Fix IPv6 blocking and blocking reason detection

pi-hole:development ← pi-hole:fix/IPv6blocking

opened 03:45PM - 30 Apr 18 UTC

DL6ER

+7 -6

**By submitting this pull request, I confirm the following (please check boxes, …eg [X]) _Failure to fill the template will close your PR_:** ***Please submit all pull requests against the `development` branch.

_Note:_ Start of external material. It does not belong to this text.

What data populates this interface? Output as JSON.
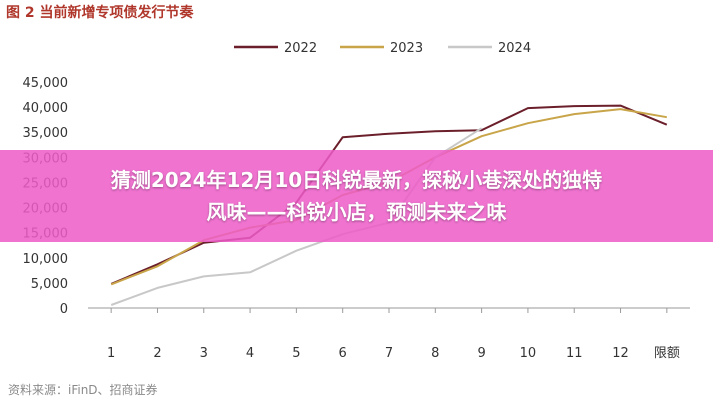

Failure to do so will delay or deny your request*** - [X] I have read and understood the [contributors guide](https://github.com/pi-hole/pi-hole/blob/master/CONTRIBUTING.md). - [X] I have checked that [another pull request](https://github.com/pi-hole/FTL/pulls) for this purpose does not exist. - [X] I have considered, and confirmed that this submission will be valuable to others. - [X] I accept that this submission may not be used, and the pull request closed at the will of the maintainer. - [X] I give this submission freely, and claim no ownership to its content. **How familiar are you with the codebase?:** ## 10 --- This fixes two bugs: - IPv6 blocking doesn't work as the test for if the conversion of the IPv6 address from text to binary form worked was incorrect (`inet_pton` returns `1` on success and `0` on failure, I mixed that up due to how `bash` does it...). - When switching on NXDOMAIN blocking, FTLDNS wasn't aware of if a domain was blocked from gravity.list or black.list as a necessary parameter for the determination of this wasn't passed through. _This template was created based on the work of [`udemy-dl`](https://github.com/nishad/udemy-dl/blob/master/LICENSE)._

PromoFaux · April 30, 2018, 5:03pm

This is now merged into the FTLDNS branch.

Samioul · April 30, 2018, 5:19pm

I've just updated FTLDNS to vDev-8ef6f31 and I confirm the above issue is now solved, thanks a lot !

system · May 21, 2018, 5:19pm

This topic was automatically closed 21 days after the last reply. New replies are no longer allowed.